CHALLENGING DESTRUCTIVE FISHING OFF SUSSEX

One of the issues about marine protection is that, too often, it’s out of sight out of mind. If you saw bulldozer going into a nature reserve and churning it up, people would be outraged. But because it’s happening out at sea, and to most people is invisible, it feels like it’s not on anyone’s agenda.  

So I joined a group of Greenpeace activists on board Ocean Witness to see for myself what’s happening to the seas off the coast of Sussex.  This is a Marine Protected Area, which should give some protection to sea life.  But it doesn’t and some of the most destructive form of fishing is happening here.

Last month, Greenpeace revealed that bottom trawlers spent 68,000 hours fishing in UK protected areas in 2020.  A staggering 97% of protected areas were bottom-trawled in 2019 – an activity which is actually legal because the Government has failed to implement restrictions on industrial fishing methods in the MPA network.
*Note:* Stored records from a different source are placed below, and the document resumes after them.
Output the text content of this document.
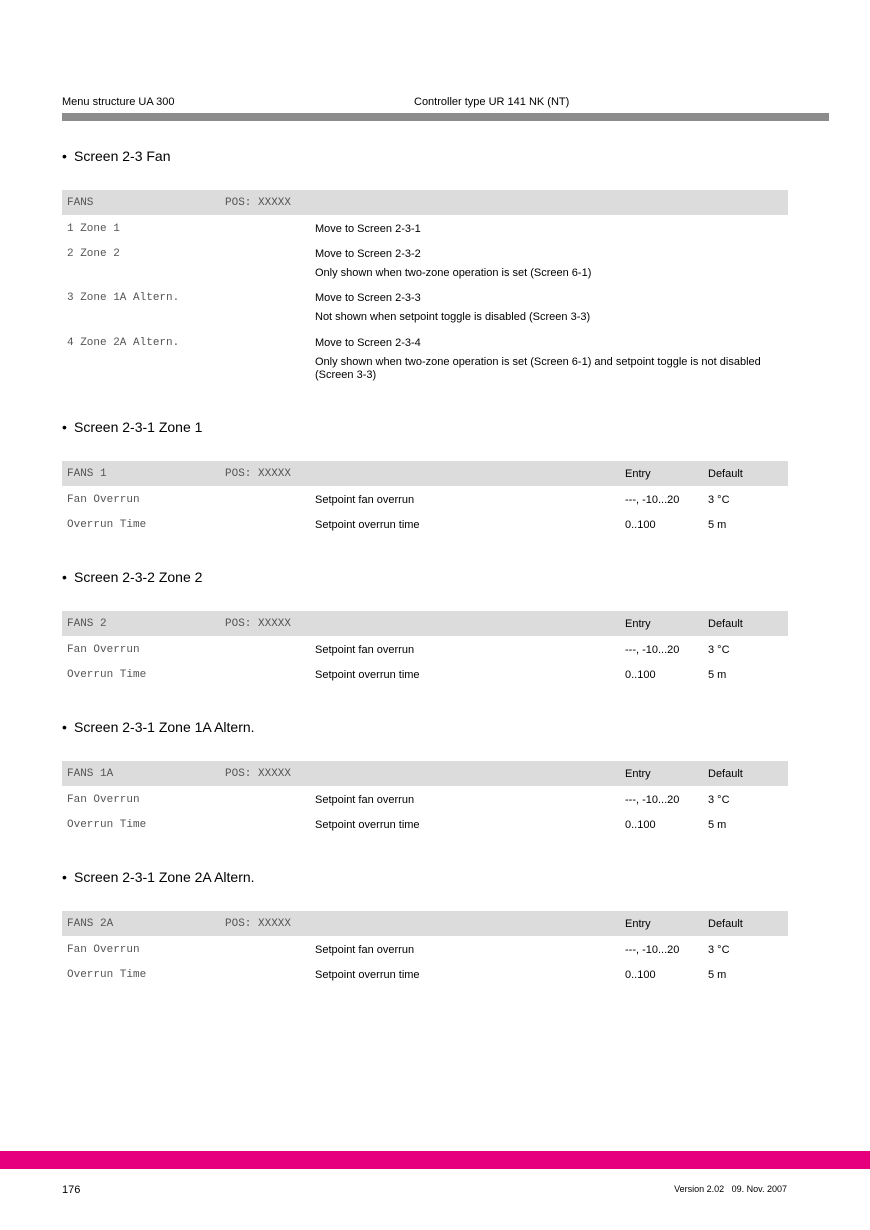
Menu structure UA 300	Controller type UR 141 NK (NT)
• Screen 2-3 Fan
FANS	POS: XXXXX
1 Zone 1	Move to Screen 2-3-1
2 Zone 2	Move to Screen 2-3-2
Only shown when two-zone operation is set (Screen 6-1)
3 Zone 1A Altern.	Move to Screen 2-3-3
Not shown when setpoint toggle is disabled (Screen 3-3)
4 Zone 2A Altern.	Move to Screen 2-3-4
Only shown when two-zone operation is set (Screen 6-1) and setpoint toggle is not disabled (Screen 3-3)
• Screen 2-3-1 Zone 1
FANS 1	POS: XXXXX	Entry	Default
Fan Overrun	Setpoint fan overrun	---, -10...20	3 °C
Overrun Time	Setpoint overrun time	0..100	5 m
• Screen 2-3-2 Zone 2
FANS 2	POS: XXXXX	Entry	Default
Fan Overrun	Setpoint fan overrun	---, -10...20	3 °C
Overrun Time	Setpoint overrun time	0..100	5 m
• Screen 2-3-1 Zone 1A Altern.
FANS 1A	POS: XXXXX	Entry	Default
Fan Overrun	Setpoint fan overrun	---, -10...20	3 °C
Overrun Time	Setpoint overrun time	0..100	5 m
• Screen 2-3-1 Zone 2A Altern.
FANS 2A	POS: XXXXX	Entry	Default
Fan Overrun	Setpoint fan overrun	---, -10...20	3 °C
Overrun Time	Setpoint overrun time	0..100	5 m
176	Version 2.02   09. Nov. 2007
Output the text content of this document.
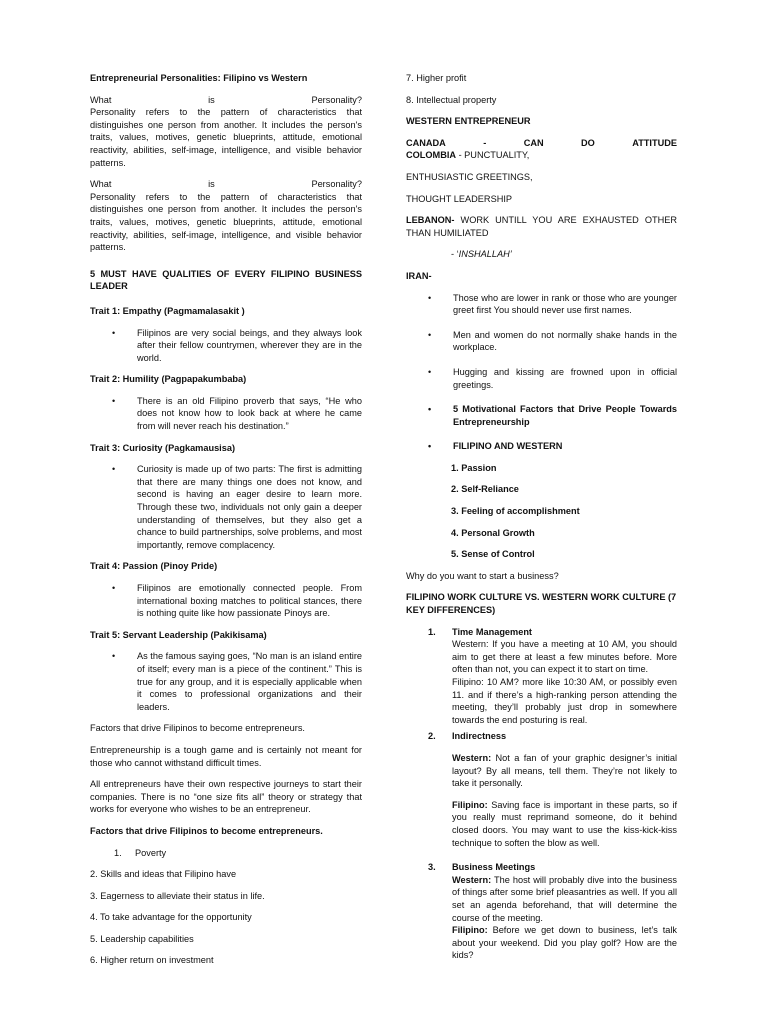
Entrepreneurial Personalities: Filipino vs Western

What	is	Personality?

Personality refers to the pattern of characteristics that distinguishes one person from another. It includes the person's traits, values, motives, genetic blueprints, attitude, emotional reactivity, abilities, self-image, intelligence, and visible behavior patterns.

What	is	Personality?

Personality refers to the pattern of characteristics that distinguishes one person from another. It includes the person's traits, values, motives, genetic blueprints, attitude, emotional reactivity, abilities, self-image, intelligence, and visible behavior patterns.

5 MUST HAVE QUALITIES OF EVERY FILIPINO BUSINESS LEADER

Trait 1: Empathy (Pagmamalasakit )

• Filipinos are very social beings, and they always look after their fellow countrymen, wherever they are in the world.

Trait 2: Humility (Pagpapakumbaba)

• There is an old Filipino proverb that says, “He who does not know how to look back at where he came from will never reach his destination.”

Trait 3: Curiosity (Pagkamausisa)

• Curiosity is made up of two parts: The first is admitting that there are many things one does not know, and second is having an eager desire to learn more. Through these two, individuals not only gain a deeper understanding of themselves, but they also get a chance to build partnerships, solve problems, and most importantly, remove complacency.

Trait 4: Passion (Pinoy Pride)

• Filipinos are emotionally connected people. From international boxing matches to political stances, there is nothing quite like how passionate Pinoys are.

Trait 5: Servant Leadership (Pakikisama)

• As the famous saying goes, “No man is an island entire of itself; every man is a piece of the continent.” This is true for any group, and it is especially applicable when it comes to professional organizations and their leaders.

Factors that drive Filipinos to become entrepreneurs.

Entrepreneurship is a tough game and is certainly not meant for those who cannot withstand difficult times.

All entrepreneurs have their own respective journeys to start their companies. There is no “one size fits all” theory or strategy that works for everyone who wishes to be an entrepreneur.

Factors that drive Filipinos to become entrepreneurs.

1. Poverty

2. Skills and ideas that Filipino have

3. Eagerness to alleviate their status in life.

4. To take advantage for the opportunity

5. Leadership capabilities

6. Higher return on investment

7. Higher profit

8. Intellectual property

WESTERN ENTREPRENEUR

CANADA	-	CAN	DO	ATTITUDE

COLOMBIA - PUNCTUALITY,

ENTHUSIASTIC GREETINGS,

THOUGHT LEADERSHIP

LEBANON- WORK UNTILL YOU ARE EXHAUSTED OTHER THAN HUMILIATED

- ‘INSHALLAH’

IRAN-

• Those who are lower in rank or those who are younger greet first You should never use first names.

• Men and women do not normally shake hands in the workplace.

• Hugging and kissing are frowned upon in official greetings.

• 5 Motivational Factors that Drive People Towards Entrepreneurship

• FILIPINO AND WESTERN

1. Passion

2. Self-Reliance

3. Feeling of accomplishment

4. Personal Growth

5. Sense of Control

Why do you want to start a business?

FILIPINO WORK CULTURE VS. WESTERN WORK CULTURE (7 KEY DIFFERENCES)

1. Time Management

Western: If you have a meeting at 10 AM, you should aim to get there at least a few minutes before. More often than not, you can expect it to start on time.

Filipino: 10 AM? more like 10:30 AM, or possibly even 11. and if there’s a high-ranking person attending the meeting, they’ll probably just drop in somewhere towards the end posturing is real.

2. Indirectness

Western: Not a fan of your graphic designer’s initial layout? By all means, tell them. They’re not likely to take it personally.

Filipino: Saving face is important in these parts, so if you really must reprimand someone, do it behind closed doors. You may want to use the kiss-kick-kiss technique to soften the blow as well.

3. Business Meetings

Western: The host will probably dive into the business of things after some brief pleasantries as well. If you all set an agenda beforehand, that will determine the course of the meeting.

Filipino: Before we get down to business, let’s talk about your weekend. Did you play golf? How are the kids?
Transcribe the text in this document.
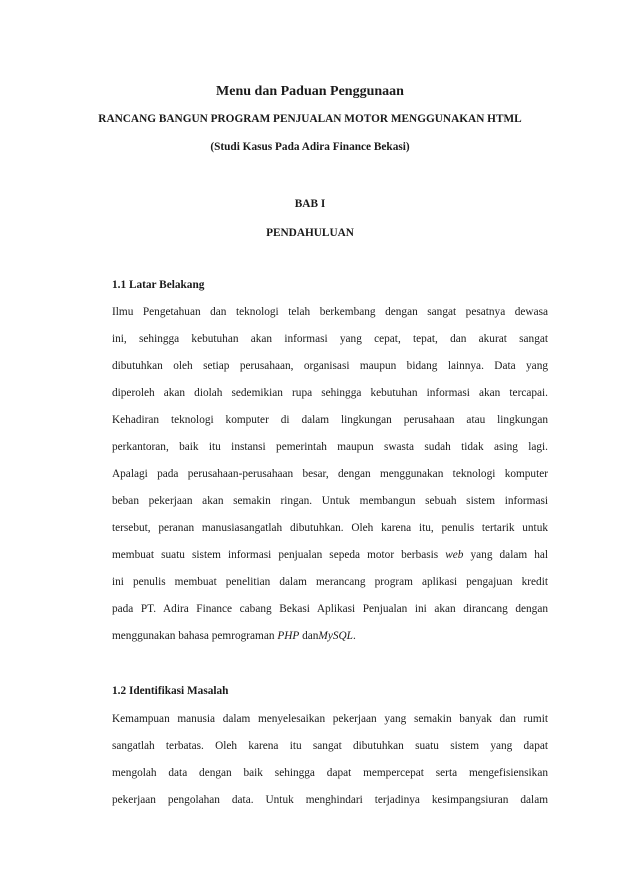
Menu dan Paduan Penggunaan
RANCANG BANGUN PROGRAM PENJUALAN MOTOR MENGGUNAKAN HTML
(Studi Kasus Pada Adira Finance Bekasi)
BAB I
PENDAHULUAN
1.1 Latar Belakang
Ilmu Pengetahuan dan teknologi telah berkembang dengan sangat pesatnya dewasa
ini, sehingga kebutuhan akan informasi yang cepat, tepat, dan akurat sangat
dibutuhkan oleh setiap perusahaan, organisasi maupun bidang lainnya. Data yang
diperoleh akan diolah sedemikian rupa sehingga kebutuhan informasi akan tercapai.
Kehadiran teknologi komputer di dalam lingkungan perusahaan atau lingkungan
perkantoran, baik itu instansi pemerintah maupun swasta sudah tidak asing lagi.
Apalagi pada perusahaan-perusahaan besar, dengan menggunakan teknologi komputer
beban pekerjaan akan semakin ringan. Untuk membangun sebuah sistem informasi
tersebut, peranan manusiasangatlah dibutuhkan. Oleh karena itu, penulis tertarik untuk
membuat suatu sistem informasi penjualan sepeda motor berbasis web yang dalam hal
ini penulis membuat penelitian dalam merancang program aplikasi pengajuan kredit
pada PT. Adira Finance cabang Bekasi Aplikasi Penjualan ini akan dirancang dengan
menggunakan bahasa pemrograman PHP danMySQL.
1.2 Identifikasi Masalah
Kemampuan manusia dalam menyelesaikan pekerjaan yang semakin banyak dan rumit
sangatlah terbatas. Oleh karena itu sangat dibutuhkan suatu sistem yang dapat
mengolah data dengan baik sehingga dapat mempercepat serta mengefisiensikan
pekerjaan pengolahan data. Untuk menghindari terjadinya kesimpangsiuran dalam
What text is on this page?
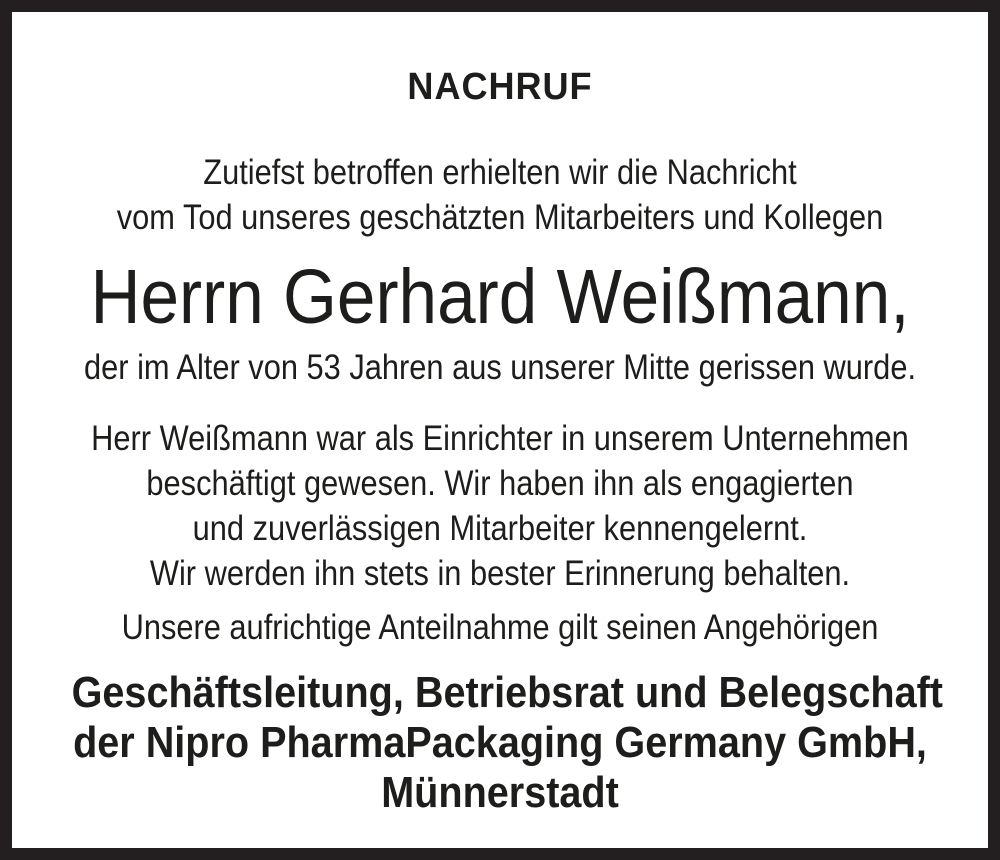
NACHRUF
Zutiefst betroffen erhielten wir die Nachricht
vom Tod unseres geschätzten Mitarbeiters und Kollegen
Herrn Gerhard Weißmann,
der im Alter von 53 Jahren aus unserer Mitte gerissen wurde.
Herr Weißmann war als Einrichter in unserem Unternehmen
beschäftigt gewesen. Wir haben ihn als engagierten
und zuverlässigen Mitarbeiter kennengelernt.
Wir werden ihn stets in bester Erinnerung behalten.
Unsere aufrichtige Anteilnahme gilt seinen Angehörigen
Geschäftsleitung, Betriebsrat und Belegschaft
der Nipro PharmaPackaging Germany GmbH,
Münnerstadt
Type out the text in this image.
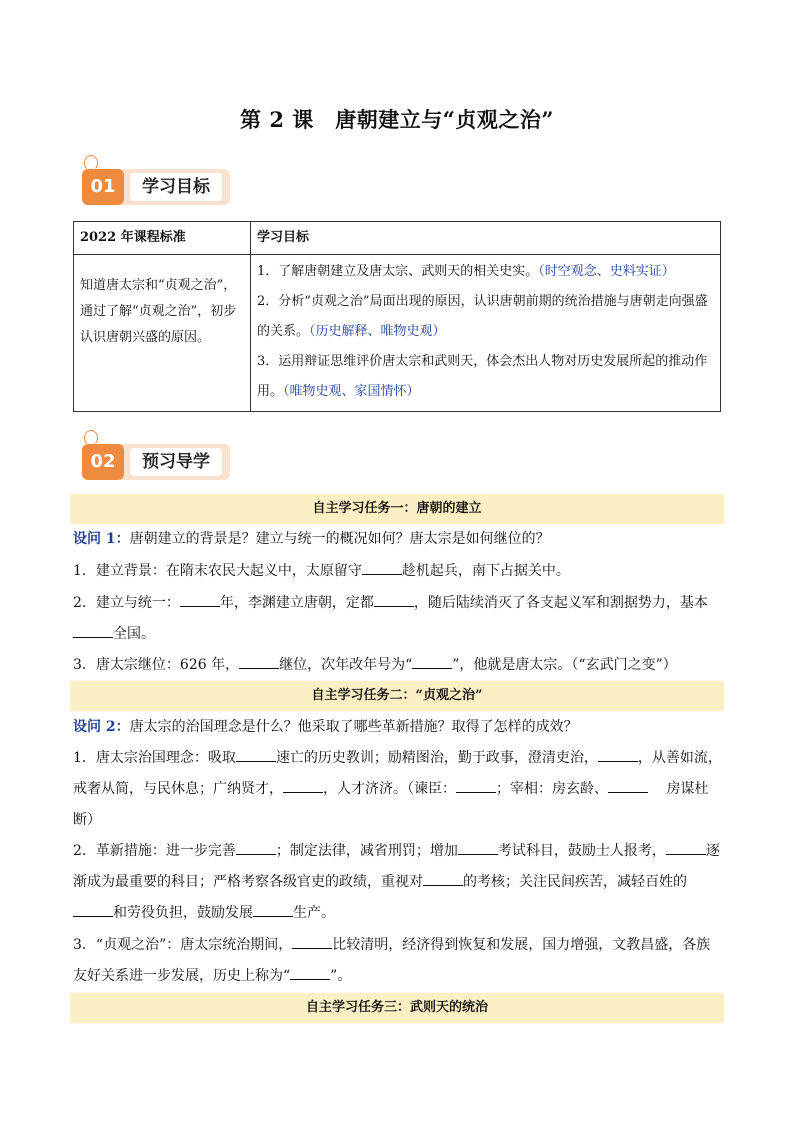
第 2 课　唐朝建立与“贞观之治”
01	学习目标
2022 年课程标准	学习目标
知道唐太宗和“贞观之治”，通过了解“贞观之治”，初步认识唐朝兴盛的原因。	1．了解唐朝建立及唐太宗、武则天的相关史实。（时空观念、史料实证）
2．分析“贞观之治”局面出现的原因，认识唐朝前期的统治措施与唐朝走向强盛的关系。（历史解释、唯物史观）
3．运用辩证思维评价唐太宗和武则天，体会杰出人物对历史发展所起的推动作用。（唯物史观、家国情怀）
02	预习导学
自主学习任务一：唐朝的建立
设问 1：唐朝建立的背景是？建立与统一的概况如何？唐太宗是如何继位的？
1．建立背景：在隋末农民大起义中，太原留守	趁机起兵，南下占据关中。
2．建立与统一：	年，李渊建立唐朝，定都	，随后陆续消灭了各支起义军和割据势力，基本
全国。
3．唐太宗继位：626 年，	继位，次年改年号为“	”，他就是唐太宗。（“玄武门之变”）
自主学习任务二：“贞观之治”
设问 2：唐太宗的治国理念是什么？他采取了哪些革新措施？取得了怎样的成效？
1．唐太宗治国理念：吸取	速亡的历史教训；励精图治，勤于政事，澄清吏治，	，从善如流，戒奢从简，与民休息；广纳贤才，	，人才济济。（谏臣：	；宰相：房玄龄、　	房谋杜断）
2．革新措施：进一步完善	；制定法律，减省刑罚；增加	考试科目，鼓励士人报考，	逐渐成为最重要的科目；严格考察各级官吏的政绩，重视对	的考核；关注民间疾苦，减轻百姓的和劳役负担，鼓励发展	生产。
3．“贞观之治”：唐太宗统治期间，	比较清明，经济得到恢复和发展，国力增强，文教昌盛，各族友好关系进一步发展，历史上称为“	”。
自主学习任务三：武则天的统治
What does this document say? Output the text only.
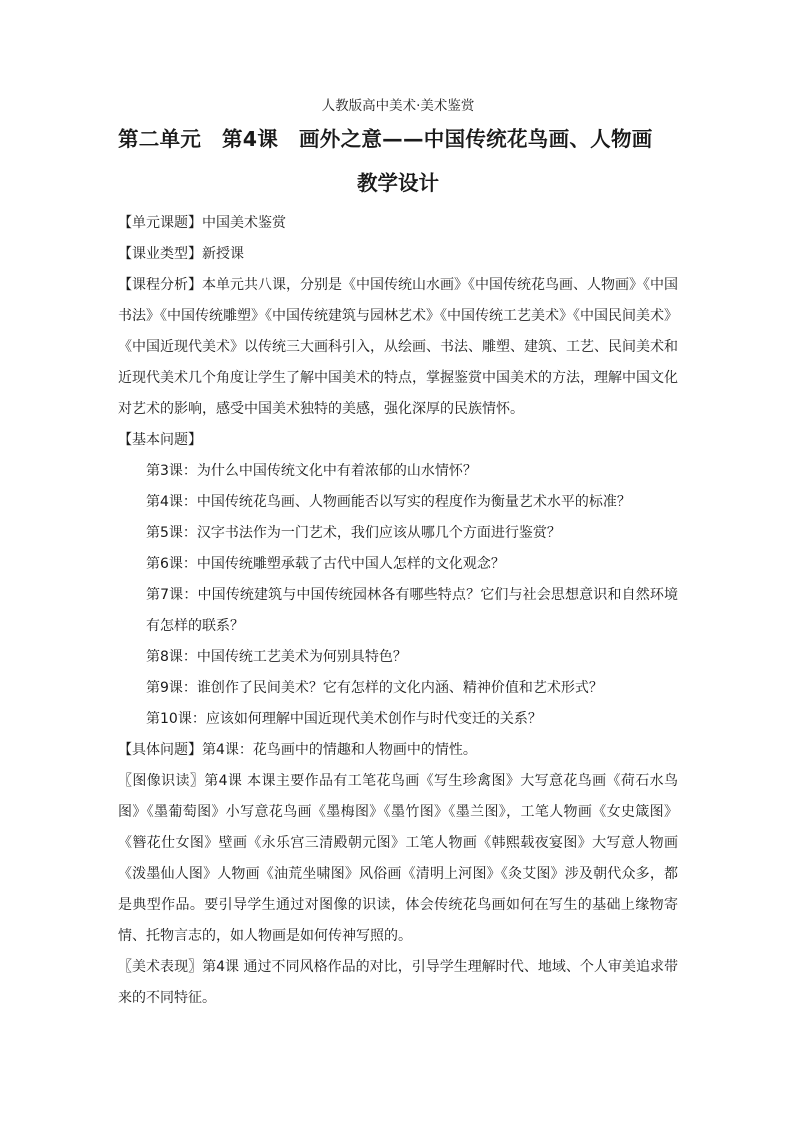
人教版高中美术·美术鉴赏
第二单元　第4课　画外之意——中国传统花鸟画、人物画
教学设计

【单元课题】中国美术鉴赏

【课业类型】新授课

【课程分析】本单元共八课，分别是《中国传统山水画》《中国传统花鸟画、人物画》《中国书法》《中国传统雕塑》《中国传统建筑与园林艺术》《中国传统工艺美术》《中国民间美术》《中国近现代美术》以传统三大画科引入，从绘画、书法、雕塑、建筑、工艺、民间美术和近现代美术几个角度让学生了解中国美术的特点，掌握鉴赏中国美术的方法，理解中国文化对艺术的影响，感受中国美术独特的美感，强化深厚的民族情怀。

【基本问题】

第3课：为什么中国传统文化中有着浓郁的山水情怀？

第4课：中国传统花鸟画、人物画能否以写实的程度作为衡量艺术水平的标准？

第5课：汉字书法作为一门艺术，我们应该从哪几个方面进行鉴赏？

第6课：中国传统雕塑承载了古代中国人怎样的文化观念？

第7课：中国传统建筑与中国传统园林各有哪些特点？它们与社会思想意识和自然环境有怎样的联系？

第8课：中国传统工艺美术为何别具特色？

第9课：谁创作了民间美术？它有怎样的文化内涵、精神价值和艺术形式？

第10课：应该如何理解中国近现代美术创作与时代变迁的关系？

【具体问题】第4课：花鸟画中的情趣和人物画中的情性。

〖图像识读〗第4课 本课主要作品有工笔花鸟画《写生珍禽图》大写意花鸟画《荷石水鸟图》《墨葡萄图》小写意花鸟画《墨梅图》《墨竹图》《墨兰图》，工笔人物画《女史箴图》《簪花仕女图》壁画《永乐宫三清殿朝元图》工笔人物画《韩熙载夜宴图》大写意人物画《泼墨仙人图》人物画《油荒坐啸图》风俗画《清明上河图》《灸艾图》涉及朝代众多，都是典型作品。要引导学生通过对图像的识读，体会传统花鸟画如何在写生的基础上缘物寄情、托物言志的，如人物画是如何传神写照的。

〖美术表现〗第4课 通过不同风格作品的对比，引导学生理解时代、地域、个人审美追求带来的不同特征。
The Offshore Brighton MPA was the 4th most heavily bottom-trawled UK protected area in 2019.

It’s not the only form of destructive fishing.  Fly-shooting boats tow lead-weighted ropes along the seabed at either end of a net that encircles and captures entire shoals of fish.  The number of boats in the Channel using this form of fishing has ballooned in recent years. It is not sustainable and is destroying other marine life. 

But when I raised this with ministers in Parliament, I was told that fly shooters had a lower environmental impact than other gear types because they could be operated from lower-powered vessels with lower fuel consumption.  This is not good enough.

The Government has pledged to protect 30 percent of land and marine areas by 2030 but this is meaningless if this destructive form of fishing is allowed to continue.  The sea bed is being scraped clear of any marine life, leaving ocean deserts.

So it needs to do more, and urgently.  As a start, fly shooting and other destructive forms of industrial fishing should be banned in marine protected areas.